- Duration: 21 March 2023 – 24 March 2022
- Games played: 7
- Teams: 8
- TV partner(s): Max Sport

Regular season
- Season MVP: Pavlov

Finals
- Champions: Levski Sofia
- Runners-up: CSKA Sofia
- Semifinalists: Chernomorets, Balkan Botevgrad

Statistical leaders
- Points: Tucker 25.5
- Rebounds: Wiggins 15.0
- Assists: Lilov 7.0

Records
- Highest scoring: Levski Sofia 86–81 CSKA Sofia (24 March 2023)

= 2023 Bulgarian Basketball Cup =

The 2023 Bulgarian Basketball Cup is the 69th edition of the annual cup tournament in Bulgaria. It is managed by the Bulgarian Basketball Federation and will be held in Sofia, Arena Sofia. The competition starts on 21 March 2023, with the quarterfinals, and ended with the Final on March 24, 2023.

== Qualified teams ==
The first eight teams qualified after the first stage of the 2022–23 NBL regular season.
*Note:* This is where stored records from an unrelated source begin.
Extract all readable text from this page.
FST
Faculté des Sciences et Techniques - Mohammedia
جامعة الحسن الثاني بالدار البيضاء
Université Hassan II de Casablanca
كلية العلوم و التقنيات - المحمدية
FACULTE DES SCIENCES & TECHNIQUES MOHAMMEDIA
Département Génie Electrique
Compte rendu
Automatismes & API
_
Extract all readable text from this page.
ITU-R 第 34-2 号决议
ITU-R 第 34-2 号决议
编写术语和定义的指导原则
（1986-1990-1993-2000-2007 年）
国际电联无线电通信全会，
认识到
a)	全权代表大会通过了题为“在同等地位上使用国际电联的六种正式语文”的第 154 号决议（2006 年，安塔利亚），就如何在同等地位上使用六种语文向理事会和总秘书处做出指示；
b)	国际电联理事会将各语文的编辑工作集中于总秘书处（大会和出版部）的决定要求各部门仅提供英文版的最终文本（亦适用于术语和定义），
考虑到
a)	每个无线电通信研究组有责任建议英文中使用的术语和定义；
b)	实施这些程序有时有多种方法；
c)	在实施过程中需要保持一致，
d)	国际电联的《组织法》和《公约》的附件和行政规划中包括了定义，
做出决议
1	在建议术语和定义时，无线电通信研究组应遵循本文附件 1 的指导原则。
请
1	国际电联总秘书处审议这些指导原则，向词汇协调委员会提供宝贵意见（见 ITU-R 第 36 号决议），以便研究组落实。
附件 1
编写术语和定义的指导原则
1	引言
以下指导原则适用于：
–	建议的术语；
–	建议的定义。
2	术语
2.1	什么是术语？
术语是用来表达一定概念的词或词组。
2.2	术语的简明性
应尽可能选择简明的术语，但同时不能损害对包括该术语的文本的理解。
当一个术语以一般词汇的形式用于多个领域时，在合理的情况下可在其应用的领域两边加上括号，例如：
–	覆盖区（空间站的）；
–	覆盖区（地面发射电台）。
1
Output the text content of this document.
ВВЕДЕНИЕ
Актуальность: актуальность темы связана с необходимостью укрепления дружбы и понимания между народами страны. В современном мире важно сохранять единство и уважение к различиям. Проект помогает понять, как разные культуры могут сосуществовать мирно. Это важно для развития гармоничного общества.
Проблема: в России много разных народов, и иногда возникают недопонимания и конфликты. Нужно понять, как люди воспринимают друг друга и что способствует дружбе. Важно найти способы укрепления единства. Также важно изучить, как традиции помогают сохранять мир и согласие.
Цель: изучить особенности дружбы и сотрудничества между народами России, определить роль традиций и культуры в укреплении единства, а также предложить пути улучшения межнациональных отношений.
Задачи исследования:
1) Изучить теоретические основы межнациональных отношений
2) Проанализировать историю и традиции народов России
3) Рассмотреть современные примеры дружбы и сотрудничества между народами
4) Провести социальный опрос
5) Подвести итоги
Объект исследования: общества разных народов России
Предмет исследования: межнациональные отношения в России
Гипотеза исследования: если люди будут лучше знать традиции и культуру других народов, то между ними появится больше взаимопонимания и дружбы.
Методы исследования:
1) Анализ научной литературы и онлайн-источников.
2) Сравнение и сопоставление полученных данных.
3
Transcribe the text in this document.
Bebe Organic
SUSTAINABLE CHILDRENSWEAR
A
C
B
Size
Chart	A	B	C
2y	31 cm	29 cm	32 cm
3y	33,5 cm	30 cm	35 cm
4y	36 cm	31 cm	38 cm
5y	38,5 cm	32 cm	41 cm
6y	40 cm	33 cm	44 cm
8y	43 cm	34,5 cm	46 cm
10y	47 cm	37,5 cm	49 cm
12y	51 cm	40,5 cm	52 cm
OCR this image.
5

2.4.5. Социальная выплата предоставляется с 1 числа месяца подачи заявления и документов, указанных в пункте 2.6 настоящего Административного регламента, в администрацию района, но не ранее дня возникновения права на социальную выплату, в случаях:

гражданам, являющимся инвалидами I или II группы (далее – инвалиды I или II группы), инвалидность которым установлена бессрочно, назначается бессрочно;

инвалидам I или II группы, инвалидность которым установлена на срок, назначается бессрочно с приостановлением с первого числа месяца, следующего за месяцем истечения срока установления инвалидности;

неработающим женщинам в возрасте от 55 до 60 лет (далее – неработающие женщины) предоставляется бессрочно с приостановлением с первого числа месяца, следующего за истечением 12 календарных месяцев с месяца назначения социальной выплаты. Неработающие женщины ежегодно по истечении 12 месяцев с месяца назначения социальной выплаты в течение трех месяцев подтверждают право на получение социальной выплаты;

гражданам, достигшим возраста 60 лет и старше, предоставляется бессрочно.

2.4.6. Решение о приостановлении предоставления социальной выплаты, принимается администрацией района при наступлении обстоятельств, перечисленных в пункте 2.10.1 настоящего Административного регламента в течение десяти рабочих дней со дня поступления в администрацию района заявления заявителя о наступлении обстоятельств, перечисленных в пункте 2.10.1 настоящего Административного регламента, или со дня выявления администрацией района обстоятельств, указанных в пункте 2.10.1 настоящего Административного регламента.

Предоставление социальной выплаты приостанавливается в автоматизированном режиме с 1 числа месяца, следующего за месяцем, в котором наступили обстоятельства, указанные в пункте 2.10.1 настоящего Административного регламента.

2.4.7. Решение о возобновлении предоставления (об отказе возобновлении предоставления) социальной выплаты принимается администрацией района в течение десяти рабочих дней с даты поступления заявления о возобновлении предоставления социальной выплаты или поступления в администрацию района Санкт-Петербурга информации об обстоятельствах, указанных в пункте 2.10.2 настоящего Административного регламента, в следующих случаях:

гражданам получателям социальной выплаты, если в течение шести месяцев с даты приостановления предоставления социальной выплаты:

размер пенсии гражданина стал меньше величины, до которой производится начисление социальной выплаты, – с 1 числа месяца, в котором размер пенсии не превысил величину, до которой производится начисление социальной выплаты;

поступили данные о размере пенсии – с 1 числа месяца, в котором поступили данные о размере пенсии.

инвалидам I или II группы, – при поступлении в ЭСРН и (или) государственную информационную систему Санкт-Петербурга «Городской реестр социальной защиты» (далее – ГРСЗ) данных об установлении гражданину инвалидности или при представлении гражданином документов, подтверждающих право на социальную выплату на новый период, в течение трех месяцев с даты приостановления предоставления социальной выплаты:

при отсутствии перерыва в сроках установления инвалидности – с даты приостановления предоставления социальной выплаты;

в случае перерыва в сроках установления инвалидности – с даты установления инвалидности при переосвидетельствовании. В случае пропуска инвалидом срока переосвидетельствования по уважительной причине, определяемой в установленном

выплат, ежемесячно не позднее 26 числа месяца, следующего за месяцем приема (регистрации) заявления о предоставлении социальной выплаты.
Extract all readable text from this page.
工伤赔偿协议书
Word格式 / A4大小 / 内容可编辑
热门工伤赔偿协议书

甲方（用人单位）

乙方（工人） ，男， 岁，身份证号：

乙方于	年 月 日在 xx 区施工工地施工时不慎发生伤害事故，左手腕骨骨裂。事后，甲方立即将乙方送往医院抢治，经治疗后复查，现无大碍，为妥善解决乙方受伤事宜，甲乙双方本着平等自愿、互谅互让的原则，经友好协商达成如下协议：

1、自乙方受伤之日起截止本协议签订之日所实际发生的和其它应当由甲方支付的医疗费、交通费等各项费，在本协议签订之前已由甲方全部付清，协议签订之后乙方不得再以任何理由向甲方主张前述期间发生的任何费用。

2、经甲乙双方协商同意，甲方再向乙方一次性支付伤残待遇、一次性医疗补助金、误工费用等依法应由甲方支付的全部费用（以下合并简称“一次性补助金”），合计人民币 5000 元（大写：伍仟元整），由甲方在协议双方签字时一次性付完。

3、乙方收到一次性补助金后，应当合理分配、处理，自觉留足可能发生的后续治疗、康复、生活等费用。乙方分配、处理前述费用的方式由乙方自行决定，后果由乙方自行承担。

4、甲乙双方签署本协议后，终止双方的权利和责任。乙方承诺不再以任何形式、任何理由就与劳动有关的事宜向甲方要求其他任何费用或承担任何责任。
| Pos | Team | Pld | W | L | Seed |
| 1 | Rilski Sportist | 20 | 19 | 1 | Seeded teams |
| 2 | Balkan Botevgrad | 20 | 16 | 4 |
| 3 | CSKA | 20 | 12 | 8 |
| 4 | Levski | 20 | 12 | 8 |
| 5 | Chernomorets | 20 | 11 | 9 | Non-seeded Teams |
| 6 | Spartak Pleven | 20 | 10 | 10 |
| 7 | Beroe | 20 | 9 | 11 |
| 8 | Yambol | 20 | 7 | 13 |
| 9 | Academic Plovdiv | 20 | 6 | 14 | Did not qualify |
| 10 | Cherno More Ticha | 20 | 5 | 15 |
| 11 | Shumen | 20 | 3 | 17 |

== Draw ==
The 2023 Bulgarian Basketball Cup was drawn on 8 March 2022 at approximately 12:00. The seeded teams were paired in the quarterfinals with the non-seeded teams. There were not any restrictions for the draw of the semifinals.